The reasons for inaction in Gaza appear to be several. One is the political rivalry between Hamas in Gaza and the Palestinian Authority in the West Bank. Another culprit is the international community, which pledged $2.5 billion but has only delivered $340 million. Still another is the black market in Gaza, which has diverted the concrete meant for building, some of it winding up in the tunnels that Hamas and other groups have used to launch attacks into Israel.

Indirect talks between Israel and Hamas toward a long-term cease-fire are reported to be underway, mediated by former British Prime Minister Tony Blair, something Israel has denied. Hamas still calls for the destruction of Israel, and Israel still considers Hamas a terrorist organization.
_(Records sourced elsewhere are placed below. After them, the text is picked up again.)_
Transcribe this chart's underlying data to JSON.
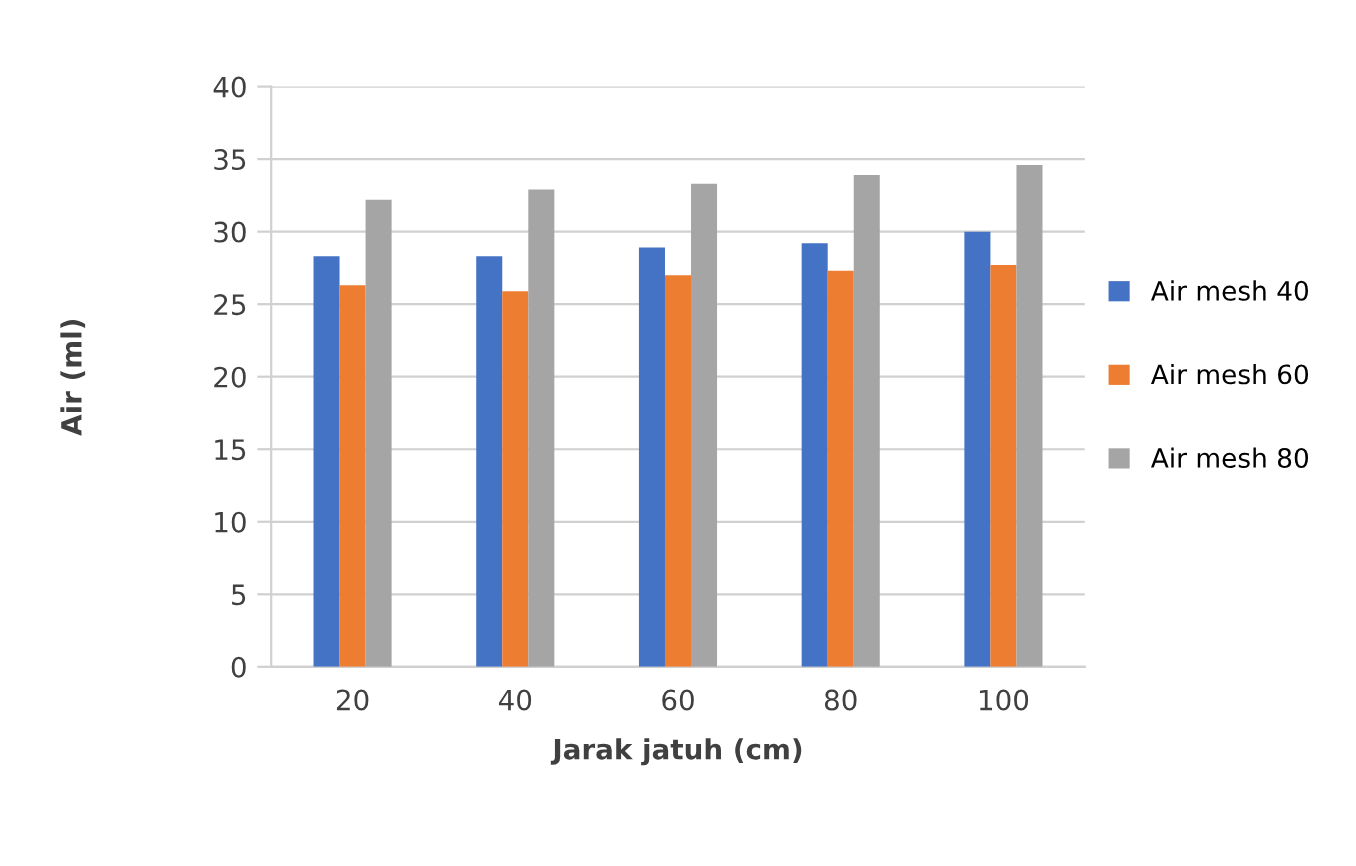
{
  "chart_data": {
    "type": "bar",
    "xlabel": "Jarak jatuh (cm)",
    "ylabel": "Air (ml)",
    "categories": [
      "20",
      "40",
      "60",
      "80",
      "100"
    ],
    "series": [
      {
        "name": "Air mesh 40",
        "color": "#4472c4",
        "values": [
          28.3,
          28.3,
          28.9,
          29.2,
          30.0
        ]
      },
      {
        "name": "Air mesh 60",
        "color": "#ed7d31",
        "values": [
          26.3,
          25.9,
          27.0,
          27.3,
          27.7
        ]
      },
      {
        "name": "Air mesh 80",
        "color": "#a5a5a5",
        "values": [
          32.2,
          32.9,
          33.3,
          33.9,
          34.6
        ]
      }
    ],
    "ylim": [
      0,
      40
    ],
    "yticks": [
      0,
      5,
      10,
      15,
      20,
      25,
      30,
      35,
      40
    ],
    "grid": "y",
    "legend": "right"
  }
}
But beyond Hamas, there are even more extreme groups in Gaza that resemble the so-called Islamic State. For that reason, Israel doesn’t want Hamas to collapse. And observers hope that an agreement could lead to a period of stability that would see Israel and Egypt at least partially lifting their economic blockades of Gaza.

Gaza needs relief. Israel needs security and an end to threats by rockets and through tunnels. If all parties can work with the needs of the people — not political goals — in mind, there might be hope for Gaza, and the area might avoid another devastating war. Of course, if history is any guide, the chances of stability cementing its presence in that corner of the world are slim. We won’t hold our breath.